Le portier le rassura. Mirande venait de rentrer.
Ce fut lui qui vint ouvrir lorsque Paul sonna et, en le voyant, il s'exclama joyeusement:
—Tu arrives bien, s'écria-t-il; j'allais passer ma soirée à avaler ma langue. Tu vas me tenir compagnie. Nous allons causer en fumant des pipes et en buvant des grogs.
—C'est que… j'en ai long à te raconter, murmura Paul.
—Et moi, donc!… Nous allons nous établir dans mon salon. Tu verras pourquoi.
Mirande occupait un joli appartement de garçon, pas très grand, mais très complet, qu'il s'était plu à meubler suivant ses goûts.
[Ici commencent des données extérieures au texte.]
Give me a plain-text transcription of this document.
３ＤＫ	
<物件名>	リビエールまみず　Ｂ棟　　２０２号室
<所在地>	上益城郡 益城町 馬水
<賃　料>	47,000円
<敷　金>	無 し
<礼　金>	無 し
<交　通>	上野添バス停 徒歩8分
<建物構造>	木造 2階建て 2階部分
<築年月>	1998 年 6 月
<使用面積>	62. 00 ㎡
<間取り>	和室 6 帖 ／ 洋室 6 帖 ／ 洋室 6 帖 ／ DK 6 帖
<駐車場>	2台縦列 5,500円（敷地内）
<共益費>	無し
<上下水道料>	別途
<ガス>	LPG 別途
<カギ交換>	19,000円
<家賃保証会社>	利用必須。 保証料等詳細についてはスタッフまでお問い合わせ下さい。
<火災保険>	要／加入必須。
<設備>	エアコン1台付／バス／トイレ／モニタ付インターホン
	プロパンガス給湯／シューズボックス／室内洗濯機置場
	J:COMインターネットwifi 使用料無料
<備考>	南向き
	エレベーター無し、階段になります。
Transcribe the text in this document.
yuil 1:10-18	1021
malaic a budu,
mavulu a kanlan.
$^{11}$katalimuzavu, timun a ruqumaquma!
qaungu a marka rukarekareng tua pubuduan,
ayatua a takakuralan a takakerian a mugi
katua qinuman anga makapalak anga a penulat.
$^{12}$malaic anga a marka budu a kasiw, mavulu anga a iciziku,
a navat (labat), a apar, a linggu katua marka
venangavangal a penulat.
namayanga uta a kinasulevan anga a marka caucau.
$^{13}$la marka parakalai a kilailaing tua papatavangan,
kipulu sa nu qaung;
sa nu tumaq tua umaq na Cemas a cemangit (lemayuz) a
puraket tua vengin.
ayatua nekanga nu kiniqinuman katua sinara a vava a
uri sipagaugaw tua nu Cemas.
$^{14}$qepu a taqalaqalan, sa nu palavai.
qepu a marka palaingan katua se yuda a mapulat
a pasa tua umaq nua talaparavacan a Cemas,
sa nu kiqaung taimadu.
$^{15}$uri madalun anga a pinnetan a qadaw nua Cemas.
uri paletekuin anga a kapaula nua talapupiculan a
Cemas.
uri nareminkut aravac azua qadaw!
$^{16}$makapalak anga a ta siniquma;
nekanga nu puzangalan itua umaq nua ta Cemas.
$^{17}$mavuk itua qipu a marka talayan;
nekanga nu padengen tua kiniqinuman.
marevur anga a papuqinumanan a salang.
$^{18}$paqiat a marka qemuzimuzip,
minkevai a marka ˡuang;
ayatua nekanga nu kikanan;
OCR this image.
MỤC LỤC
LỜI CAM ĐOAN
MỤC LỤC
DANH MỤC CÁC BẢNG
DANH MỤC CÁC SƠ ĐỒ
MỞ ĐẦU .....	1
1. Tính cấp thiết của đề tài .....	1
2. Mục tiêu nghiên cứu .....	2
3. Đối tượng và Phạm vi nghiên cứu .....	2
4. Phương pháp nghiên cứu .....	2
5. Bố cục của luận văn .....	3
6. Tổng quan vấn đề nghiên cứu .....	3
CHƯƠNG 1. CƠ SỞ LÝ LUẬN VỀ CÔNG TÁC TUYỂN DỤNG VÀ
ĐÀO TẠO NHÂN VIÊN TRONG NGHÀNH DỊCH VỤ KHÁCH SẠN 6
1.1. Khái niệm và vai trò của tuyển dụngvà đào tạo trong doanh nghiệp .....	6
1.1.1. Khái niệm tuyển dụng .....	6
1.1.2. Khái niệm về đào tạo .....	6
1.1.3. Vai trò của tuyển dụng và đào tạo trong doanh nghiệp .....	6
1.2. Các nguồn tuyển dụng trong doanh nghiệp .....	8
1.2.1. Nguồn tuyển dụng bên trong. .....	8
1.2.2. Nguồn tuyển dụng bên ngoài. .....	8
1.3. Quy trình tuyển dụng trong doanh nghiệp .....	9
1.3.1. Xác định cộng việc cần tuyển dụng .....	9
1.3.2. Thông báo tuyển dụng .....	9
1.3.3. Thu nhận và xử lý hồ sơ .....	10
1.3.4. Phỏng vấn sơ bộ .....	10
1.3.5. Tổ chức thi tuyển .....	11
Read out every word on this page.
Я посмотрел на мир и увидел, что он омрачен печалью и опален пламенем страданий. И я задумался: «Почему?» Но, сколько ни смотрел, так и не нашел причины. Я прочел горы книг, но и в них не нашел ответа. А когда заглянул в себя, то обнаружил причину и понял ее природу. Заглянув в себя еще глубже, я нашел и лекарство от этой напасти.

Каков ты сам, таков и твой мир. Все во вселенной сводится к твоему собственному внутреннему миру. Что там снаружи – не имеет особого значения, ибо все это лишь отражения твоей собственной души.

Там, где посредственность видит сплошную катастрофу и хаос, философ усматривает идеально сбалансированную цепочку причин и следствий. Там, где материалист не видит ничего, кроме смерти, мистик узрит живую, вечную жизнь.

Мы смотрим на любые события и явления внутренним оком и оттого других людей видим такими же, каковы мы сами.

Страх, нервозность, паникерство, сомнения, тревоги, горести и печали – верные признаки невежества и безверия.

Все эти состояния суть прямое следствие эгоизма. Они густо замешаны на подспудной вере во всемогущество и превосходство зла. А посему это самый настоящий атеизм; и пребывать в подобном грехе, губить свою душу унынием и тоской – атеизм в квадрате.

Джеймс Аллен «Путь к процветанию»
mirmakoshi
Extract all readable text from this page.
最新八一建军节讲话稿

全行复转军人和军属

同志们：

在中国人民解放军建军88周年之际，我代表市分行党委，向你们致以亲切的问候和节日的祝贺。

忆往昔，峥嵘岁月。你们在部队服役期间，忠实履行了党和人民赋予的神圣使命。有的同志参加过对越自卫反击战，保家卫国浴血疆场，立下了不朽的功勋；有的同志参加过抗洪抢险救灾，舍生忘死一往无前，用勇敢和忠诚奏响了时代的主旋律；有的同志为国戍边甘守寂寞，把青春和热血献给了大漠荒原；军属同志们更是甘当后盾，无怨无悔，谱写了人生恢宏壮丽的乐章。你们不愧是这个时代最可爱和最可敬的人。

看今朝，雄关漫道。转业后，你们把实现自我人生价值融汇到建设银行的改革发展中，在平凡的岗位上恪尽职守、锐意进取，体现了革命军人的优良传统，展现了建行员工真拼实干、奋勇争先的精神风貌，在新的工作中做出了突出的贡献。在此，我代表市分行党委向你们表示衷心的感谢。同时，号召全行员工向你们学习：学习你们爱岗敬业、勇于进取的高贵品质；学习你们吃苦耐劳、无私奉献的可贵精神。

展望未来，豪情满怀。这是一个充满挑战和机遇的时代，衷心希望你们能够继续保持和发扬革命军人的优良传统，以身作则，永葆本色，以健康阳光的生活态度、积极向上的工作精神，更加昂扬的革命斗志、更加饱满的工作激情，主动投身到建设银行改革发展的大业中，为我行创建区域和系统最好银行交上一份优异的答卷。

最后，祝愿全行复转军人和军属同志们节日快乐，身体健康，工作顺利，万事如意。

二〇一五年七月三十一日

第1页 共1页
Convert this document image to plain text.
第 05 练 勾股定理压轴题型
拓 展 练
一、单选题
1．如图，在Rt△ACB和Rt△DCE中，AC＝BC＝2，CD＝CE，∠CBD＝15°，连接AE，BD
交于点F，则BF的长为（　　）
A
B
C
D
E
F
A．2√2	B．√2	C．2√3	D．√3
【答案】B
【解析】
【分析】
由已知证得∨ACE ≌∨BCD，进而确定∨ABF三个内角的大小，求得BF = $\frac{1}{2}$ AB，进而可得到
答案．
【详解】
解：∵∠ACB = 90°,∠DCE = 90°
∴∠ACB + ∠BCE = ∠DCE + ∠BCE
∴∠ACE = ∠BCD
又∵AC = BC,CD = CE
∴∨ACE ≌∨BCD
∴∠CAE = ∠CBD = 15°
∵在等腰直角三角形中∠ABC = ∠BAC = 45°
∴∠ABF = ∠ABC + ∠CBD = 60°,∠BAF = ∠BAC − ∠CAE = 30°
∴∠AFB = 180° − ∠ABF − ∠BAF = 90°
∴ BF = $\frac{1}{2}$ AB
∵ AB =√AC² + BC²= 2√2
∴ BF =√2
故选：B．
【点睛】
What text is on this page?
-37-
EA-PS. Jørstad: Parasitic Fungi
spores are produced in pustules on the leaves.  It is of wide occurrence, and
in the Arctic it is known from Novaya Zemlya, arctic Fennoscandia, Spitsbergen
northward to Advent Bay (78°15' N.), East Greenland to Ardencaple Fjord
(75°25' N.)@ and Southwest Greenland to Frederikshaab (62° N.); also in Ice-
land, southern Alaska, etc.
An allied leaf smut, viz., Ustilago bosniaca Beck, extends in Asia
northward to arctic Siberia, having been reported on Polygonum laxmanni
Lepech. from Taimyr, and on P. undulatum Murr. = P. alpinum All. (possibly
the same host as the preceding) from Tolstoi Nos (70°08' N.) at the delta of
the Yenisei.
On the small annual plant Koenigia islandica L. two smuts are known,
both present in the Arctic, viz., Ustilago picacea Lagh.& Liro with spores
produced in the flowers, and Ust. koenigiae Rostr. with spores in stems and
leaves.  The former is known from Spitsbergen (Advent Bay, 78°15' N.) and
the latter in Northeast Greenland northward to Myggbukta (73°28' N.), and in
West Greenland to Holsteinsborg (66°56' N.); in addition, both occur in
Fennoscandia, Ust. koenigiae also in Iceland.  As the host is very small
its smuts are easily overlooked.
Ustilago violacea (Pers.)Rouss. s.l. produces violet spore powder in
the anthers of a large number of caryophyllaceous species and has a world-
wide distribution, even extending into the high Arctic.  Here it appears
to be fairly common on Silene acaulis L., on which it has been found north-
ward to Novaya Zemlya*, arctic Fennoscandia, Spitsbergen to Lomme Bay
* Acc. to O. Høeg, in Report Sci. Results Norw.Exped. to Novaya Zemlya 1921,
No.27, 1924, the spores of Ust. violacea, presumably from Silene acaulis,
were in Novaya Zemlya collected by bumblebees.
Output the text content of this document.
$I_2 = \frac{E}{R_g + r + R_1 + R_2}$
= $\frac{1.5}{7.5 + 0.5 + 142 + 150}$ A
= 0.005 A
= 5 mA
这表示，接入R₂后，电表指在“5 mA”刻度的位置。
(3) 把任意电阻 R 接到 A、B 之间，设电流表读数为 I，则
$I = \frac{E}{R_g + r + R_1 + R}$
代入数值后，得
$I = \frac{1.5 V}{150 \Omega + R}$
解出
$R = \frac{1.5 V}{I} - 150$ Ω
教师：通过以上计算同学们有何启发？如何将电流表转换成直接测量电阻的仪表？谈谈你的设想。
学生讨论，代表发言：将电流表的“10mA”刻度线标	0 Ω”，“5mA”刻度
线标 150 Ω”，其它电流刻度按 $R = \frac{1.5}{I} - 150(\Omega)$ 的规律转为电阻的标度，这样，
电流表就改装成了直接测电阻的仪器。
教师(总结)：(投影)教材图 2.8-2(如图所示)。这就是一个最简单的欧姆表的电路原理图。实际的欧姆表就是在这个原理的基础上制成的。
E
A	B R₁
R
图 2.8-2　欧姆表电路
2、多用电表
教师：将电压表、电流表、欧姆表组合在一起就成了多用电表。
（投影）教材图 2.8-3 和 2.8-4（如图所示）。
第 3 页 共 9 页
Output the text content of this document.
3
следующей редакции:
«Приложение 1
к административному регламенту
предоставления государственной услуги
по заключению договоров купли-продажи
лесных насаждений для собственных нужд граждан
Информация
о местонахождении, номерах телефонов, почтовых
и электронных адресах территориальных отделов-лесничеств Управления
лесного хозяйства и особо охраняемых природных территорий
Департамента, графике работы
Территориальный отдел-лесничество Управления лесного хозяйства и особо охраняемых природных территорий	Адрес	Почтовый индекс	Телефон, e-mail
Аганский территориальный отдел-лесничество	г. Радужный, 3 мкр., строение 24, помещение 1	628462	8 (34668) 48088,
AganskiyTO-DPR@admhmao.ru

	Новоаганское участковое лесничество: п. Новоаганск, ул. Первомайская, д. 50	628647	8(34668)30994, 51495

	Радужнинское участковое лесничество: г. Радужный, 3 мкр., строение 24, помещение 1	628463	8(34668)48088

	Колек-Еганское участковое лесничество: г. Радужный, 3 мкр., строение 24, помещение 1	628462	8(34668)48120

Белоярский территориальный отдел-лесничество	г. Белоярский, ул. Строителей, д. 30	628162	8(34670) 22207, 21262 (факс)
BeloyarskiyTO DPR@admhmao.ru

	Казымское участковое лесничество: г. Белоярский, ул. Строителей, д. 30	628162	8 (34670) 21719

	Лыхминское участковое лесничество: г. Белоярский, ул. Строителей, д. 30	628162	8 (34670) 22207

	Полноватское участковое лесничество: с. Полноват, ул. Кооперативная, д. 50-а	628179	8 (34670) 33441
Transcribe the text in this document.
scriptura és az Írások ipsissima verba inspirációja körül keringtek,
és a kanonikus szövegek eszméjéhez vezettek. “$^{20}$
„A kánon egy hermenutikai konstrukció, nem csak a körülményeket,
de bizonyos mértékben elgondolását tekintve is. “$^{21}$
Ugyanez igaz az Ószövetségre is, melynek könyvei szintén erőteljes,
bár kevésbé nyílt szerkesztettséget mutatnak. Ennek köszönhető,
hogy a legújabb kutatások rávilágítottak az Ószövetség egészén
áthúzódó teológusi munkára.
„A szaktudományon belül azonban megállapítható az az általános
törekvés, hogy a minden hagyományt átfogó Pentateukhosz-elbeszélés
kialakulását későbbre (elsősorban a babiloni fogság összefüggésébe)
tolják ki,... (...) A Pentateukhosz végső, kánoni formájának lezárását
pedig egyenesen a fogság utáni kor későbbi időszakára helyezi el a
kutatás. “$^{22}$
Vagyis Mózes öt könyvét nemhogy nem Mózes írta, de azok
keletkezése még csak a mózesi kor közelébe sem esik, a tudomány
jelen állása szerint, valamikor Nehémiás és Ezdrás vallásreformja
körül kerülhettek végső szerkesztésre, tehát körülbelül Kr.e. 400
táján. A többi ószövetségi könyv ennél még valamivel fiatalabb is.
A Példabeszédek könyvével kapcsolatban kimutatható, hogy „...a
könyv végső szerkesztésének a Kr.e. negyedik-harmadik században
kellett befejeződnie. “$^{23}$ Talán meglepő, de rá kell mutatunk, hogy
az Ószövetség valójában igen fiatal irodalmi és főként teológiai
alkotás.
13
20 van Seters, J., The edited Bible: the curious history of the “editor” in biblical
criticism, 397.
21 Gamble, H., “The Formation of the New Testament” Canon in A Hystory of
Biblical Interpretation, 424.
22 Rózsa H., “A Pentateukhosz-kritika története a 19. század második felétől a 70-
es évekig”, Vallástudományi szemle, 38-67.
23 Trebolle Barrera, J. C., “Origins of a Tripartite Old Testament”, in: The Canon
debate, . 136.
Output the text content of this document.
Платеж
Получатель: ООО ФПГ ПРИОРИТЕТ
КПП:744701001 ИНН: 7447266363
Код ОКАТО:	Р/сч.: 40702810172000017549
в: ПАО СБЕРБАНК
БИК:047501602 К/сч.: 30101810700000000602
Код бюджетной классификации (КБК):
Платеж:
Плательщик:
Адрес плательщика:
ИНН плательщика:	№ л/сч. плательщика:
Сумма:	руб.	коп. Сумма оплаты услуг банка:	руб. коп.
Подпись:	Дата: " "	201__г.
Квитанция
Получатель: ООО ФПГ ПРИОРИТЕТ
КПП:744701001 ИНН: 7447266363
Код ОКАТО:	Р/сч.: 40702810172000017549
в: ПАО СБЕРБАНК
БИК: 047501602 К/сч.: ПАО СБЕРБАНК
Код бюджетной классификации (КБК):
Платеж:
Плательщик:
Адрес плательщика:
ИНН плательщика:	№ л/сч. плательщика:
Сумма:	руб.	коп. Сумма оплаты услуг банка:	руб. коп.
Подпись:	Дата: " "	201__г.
Peu d'objets d'art, mais des collections de pipes de tous les pays et des ustensiles de salle d'armes, accrochés à tous les murs: masques, fleurets, épées de combat et le reste.
Sur la table, des boîtes de cigares, des pots à tabac, des verres et une bouteille d'eau-de-vie encore aux trois quarts pleine.
—A toi la parole, dit Mirande. Après, ce sera à mon tour. Sieds-toi, verse-toi à boire, allume ce que tu voudras et vas-y de ta narration. Tu viens de dîner au Marais?
—Je viens du Marais, mais je n'ai pas dîné et je ne dînerai pas ce soir. Les nouvelles que j'ai apprises m'ont coupé l'appétit.